I compiled tables to help comparing implementations.
-
IMO, “Canonic” in the tables below would provide bi-directional conversion (from and to Unicode), while others would provide only reverse (from Unicode) or forward (to Unicode) conversion.
-
Note that tables below focuses on EUC-JP implementations. They are not necessarily applicable to Shift_JIS / cp932.
Following table shows vendor-dependent mappings. That is, beyond implementations, single code point on legacy character set can be mapped to multiple Unicode characters.

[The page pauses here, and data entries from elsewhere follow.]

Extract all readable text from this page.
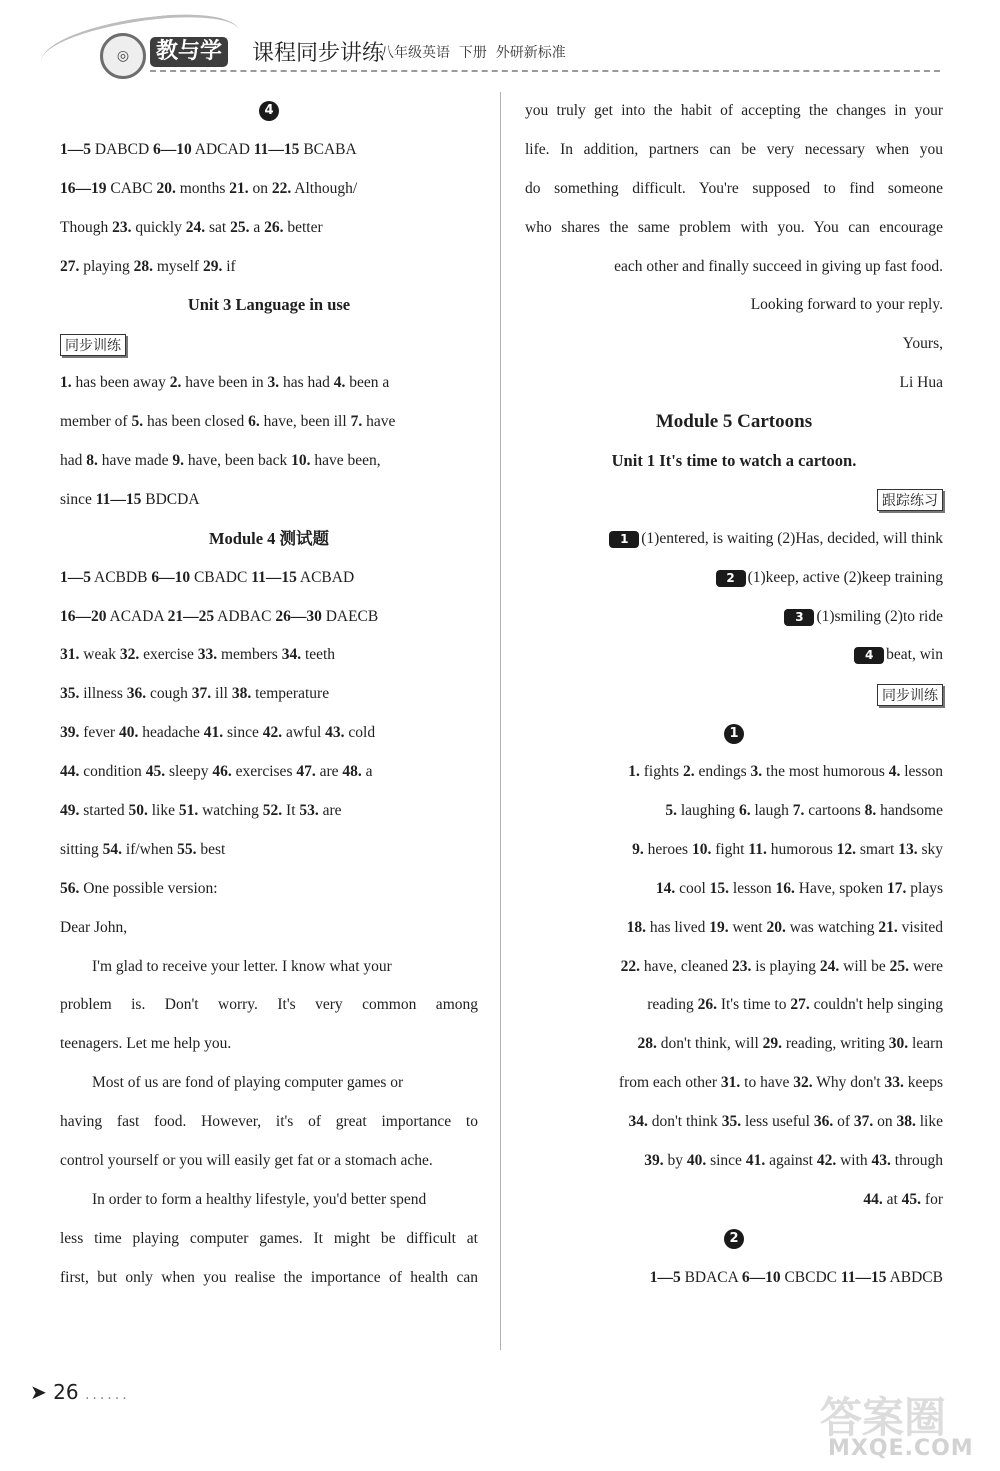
◎	教与学 课程同步讲练
八年级英语  下册  外研新标准
4
1—5 DABCD 6—10 ADCAD 11—15 BCABA
16—19 CABC 20. months 21. on 22. Although/
Though 23. quickly 24. sat 25. a 26. better
27. playing 28. myself 29. if
Unit 3 Language in use
同步训练
1. has been away 2. have been in 3. has had 4. been a
member of 5. has been closed 6. have, been ill 7. have
had 8. have made 9. have, been back 10. have been,
since 11—15 BDCDA
Module 4 测试题
1—5 ACBDB 6—10 CBADC 11—15 ACBAD
16—20 ACADA 21—25 ADBAC 26—30 DAECB
31. weak 32. exercise 33. members 34. teeth
35. illness 36. cough 37. ill 38. temperature
39. fever 40. headache 41. since 42. awful 43. cold
44. condition 45. sleepy 46. exercises 47. are 48. a
49. started 50. like 51. watching 52. It 53. are
sitting 54. if/when 55. best
56. One possible version:
Dear John,
I'm glad to receive your letter. I know what your
problem is. Don't worry. It's very common among
teenagers. Let me help you.
Most of us are fond of playing computer games or
having fast food. However, it's of great importance to
control yourself or you will easily get fat or a stomach ache.
In order to form a healthy lifestyle, you'd better spend
less time playing computer games. It might be difficult at
first, but only when you realise the importance of health can
you truly get into the habit of accepting the changes in your
life. In addition, partners can be very necessary when you
do something difficult. You're supposed to find someone
who shares the same problem with you. You can encourage
each other and finally succeed in giving up fast food.
Looking forward to your reply.
Yours,
Li Hua
Module 5 Cartoons
Unit 1 It's time to watch a cartoon.
跟踪练习
1 (1)entered, is waiting (2)Has, decided, will think
2 (1)keep, active (2)keep training
3 (1)smiling (2)to ride
4 beat, win
同步训练
1
1. fights 2. endings 3. the most humorous 4. lesson
5. laughing 6. laugh 7. cartoons 8. handsome
9. heroes 10. fight 11. humorous 12. smart 13. sky
14. cool 15. lesson 16. Have, spoken 17. plays
18. has lived 19. went 20. was watching 21. visited
22. have, cleaned 23. is playing 24. will be 25. were
reading 26. It's time to 27. couldn't help singing
28. don't think, will 29. reading, writing 30. learn
from each other 31. to have 32. Why don't 33. keeps
34. don't think 35. less useful 36. of 37. on 38. like
39. by 40. since 41. against 42. with 43. through
44. at 45. for
2
1—5 BDACA 6—10 CBCDC 11—15 ABDCB
➤ 26 ......	答案圈
MXQE.COM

Canonic | Microsoft | JIS X 0208 Annex 5 | Code Point |
---|---|---|---|
U+203E | U+FFE3 | U+FFE3 | A1B1 |
U+2014 | U+2015 | A1BD | |
U+301C | U+FF5E | A1C1 | |
U+2016 | U+2225 | A1C2 | |
U+2212 | U+FF0D | A1DD | |
U+00A5 | U+FFE5 | U+FFE5 | A1EF |
U+00A2 | U+FFE0 | A1F1 | |
U+00A3 | U+FFE1 | A1F2 | |
U+00AC | U+FFE2 | A2CC | |
U+00A6 | U+FFE4 | 8FA2C3 |
Following table shows non-injective mappings. That is, beyond implementations, multiple code points on legacy character set will be mapped to single Unicode character.
Canonic | JIS X 0212 | IBM/NEC ext. | Unicode |
---|---|---|---|
ADE2 | 8FA2F1 | 8FF4AC | U+2116 |
ADE4 | 8FF4AD | U+2121 | |
ADB5 | 8FF3FD | U+2160 | |
ADB6 | 8FF3FE | U+2161 | |
ADB7 | 8FF4A1 | U+2162 | |
ADB8 | 8FF4A2 | U+2163 | |
ADB9 | 8FF4A3 | U+2164 | |
ADBA | 8FF4A4 | U+2165 | |
ADBB | 8FF4A5 | U+2166 | |
ADBC | 8FF4A6 | U+2167 | |
ADBD | 8FF4A7 | U+2168 | |
ADBE | 8FF4A8 | U+2169 | |
A2E5 | ADF5 | U+221A | |
A2DC | ADF7 | U+2220 | |
A2C1 | ADFB | U+2229 | |
A2C0 | ADFC | U+222A | |
A2E9 | ADF2 | U+222B | |
A2E8 | ADFA | U+2235 | |
A2E2 | ADF0 | U+2252 | |
A2E1 | ADF1 | U+2261 | |
A2DD | ADF6 | U+22A5 | |
ADEA | 8FF4AB | U+3231 |
- Note: ADxx, 8FF3xx and 8FF4xx are IBM/NEC extensions.
- Current index-jis0208.txt by WHATWG lacks mapping for 8FF3xx and 8FF4xx defined by eucjp-open.